Let History Be Your Guide

There's never been so much uncertainty in the stock market about the future of the global economy. Half think we can slog along with anemic growth, while the other half think we're headed back to recession.

A chart of the S&P 500 Index is looking like an electrocardiogram since the beginning of August, when serious concerns about European debt problems as well as our country's inability (read gridlock in D.C.) to deal with joblessness and lack of capital spending by firms. Oh, and there's a supercommittee of legislators expected to deliver a plan for massive (trillions) federal spending cuts by November's end.

So, when all is in doubt what is an investor to do? For my money, I'm looking back in history to a similar time of tremendous public doubt about government and the future of the financial system. The behavior of investors then is shaping up much like as it is playing out today.

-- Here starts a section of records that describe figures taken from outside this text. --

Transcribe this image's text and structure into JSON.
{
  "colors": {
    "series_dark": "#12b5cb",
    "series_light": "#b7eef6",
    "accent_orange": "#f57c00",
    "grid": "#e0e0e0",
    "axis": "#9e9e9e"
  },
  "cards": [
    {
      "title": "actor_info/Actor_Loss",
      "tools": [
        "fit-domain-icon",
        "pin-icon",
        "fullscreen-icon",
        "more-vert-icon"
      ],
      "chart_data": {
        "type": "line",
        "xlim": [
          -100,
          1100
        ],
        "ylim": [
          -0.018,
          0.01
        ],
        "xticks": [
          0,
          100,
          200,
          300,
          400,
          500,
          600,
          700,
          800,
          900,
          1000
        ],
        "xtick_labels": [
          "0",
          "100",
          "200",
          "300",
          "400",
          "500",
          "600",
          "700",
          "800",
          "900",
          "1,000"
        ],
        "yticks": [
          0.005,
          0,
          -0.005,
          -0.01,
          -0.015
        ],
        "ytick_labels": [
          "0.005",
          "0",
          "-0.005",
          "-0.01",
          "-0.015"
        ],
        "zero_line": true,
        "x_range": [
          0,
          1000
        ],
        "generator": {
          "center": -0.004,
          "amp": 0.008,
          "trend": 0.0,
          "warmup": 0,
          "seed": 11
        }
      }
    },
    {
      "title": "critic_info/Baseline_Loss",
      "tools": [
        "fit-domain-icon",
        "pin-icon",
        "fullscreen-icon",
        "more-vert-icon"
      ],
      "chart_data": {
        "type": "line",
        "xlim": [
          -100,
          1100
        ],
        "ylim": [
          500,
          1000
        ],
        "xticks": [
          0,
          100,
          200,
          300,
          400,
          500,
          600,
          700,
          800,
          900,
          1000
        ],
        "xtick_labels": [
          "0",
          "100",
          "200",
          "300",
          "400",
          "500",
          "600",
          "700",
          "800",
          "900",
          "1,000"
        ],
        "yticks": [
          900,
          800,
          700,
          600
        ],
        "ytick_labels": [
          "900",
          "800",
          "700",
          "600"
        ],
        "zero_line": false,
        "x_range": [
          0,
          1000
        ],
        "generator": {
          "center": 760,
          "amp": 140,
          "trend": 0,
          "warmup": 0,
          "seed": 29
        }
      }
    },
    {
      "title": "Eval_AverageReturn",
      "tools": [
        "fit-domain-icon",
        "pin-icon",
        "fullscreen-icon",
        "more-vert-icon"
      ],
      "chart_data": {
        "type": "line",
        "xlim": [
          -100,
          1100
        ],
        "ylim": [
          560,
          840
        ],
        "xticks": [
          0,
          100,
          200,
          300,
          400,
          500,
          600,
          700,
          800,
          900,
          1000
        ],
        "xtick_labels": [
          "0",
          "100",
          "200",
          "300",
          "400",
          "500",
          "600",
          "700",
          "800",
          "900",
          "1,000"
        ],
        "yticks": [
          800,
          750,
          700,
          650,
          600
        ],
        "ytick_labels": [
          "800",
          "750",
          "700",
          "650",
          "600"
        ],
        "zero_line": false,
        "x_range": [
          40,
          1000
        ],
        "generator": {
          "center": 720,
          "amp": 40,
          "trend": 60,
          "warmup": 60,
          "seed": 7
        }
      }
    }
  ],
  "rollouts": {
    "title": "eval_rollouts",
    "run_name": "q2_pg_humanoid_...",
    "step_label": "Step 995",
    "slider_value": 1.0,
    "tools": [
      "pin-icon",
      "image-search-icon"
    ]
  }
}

Online Stock Trading Guide



Following the crash of 1932 (2009), stock rebounded sharply over the next few years 1933-1936 (2010-2011). Then there was another pull-back, followed by a slow and steady rise back. But stocks didn't recover to their pre-crash levels for 25 YEARS! Now with new computer-driven trading technology and supposedly smarter traders, I can see that time frame today condensed by more than half. But that still means we have 5-7 years before all the bad news shakes out of the market -- the deleveraging of the global economy is done.

So . . . I'm saying we're not likely to see S&P 1500 for quite a while. It's at 1154 now.

If you look at the chart above, the best point of entry back then was in late 1941 -- after Pearl Harbor when we declared war with Japan. WWII brought on a period of tremendous economic growth and prosperity for our country and investors profited greatly. We may need a similar extreme global event to kickstart our economy again.

I can't envision one yet. I'm still 50% market 50% mattress.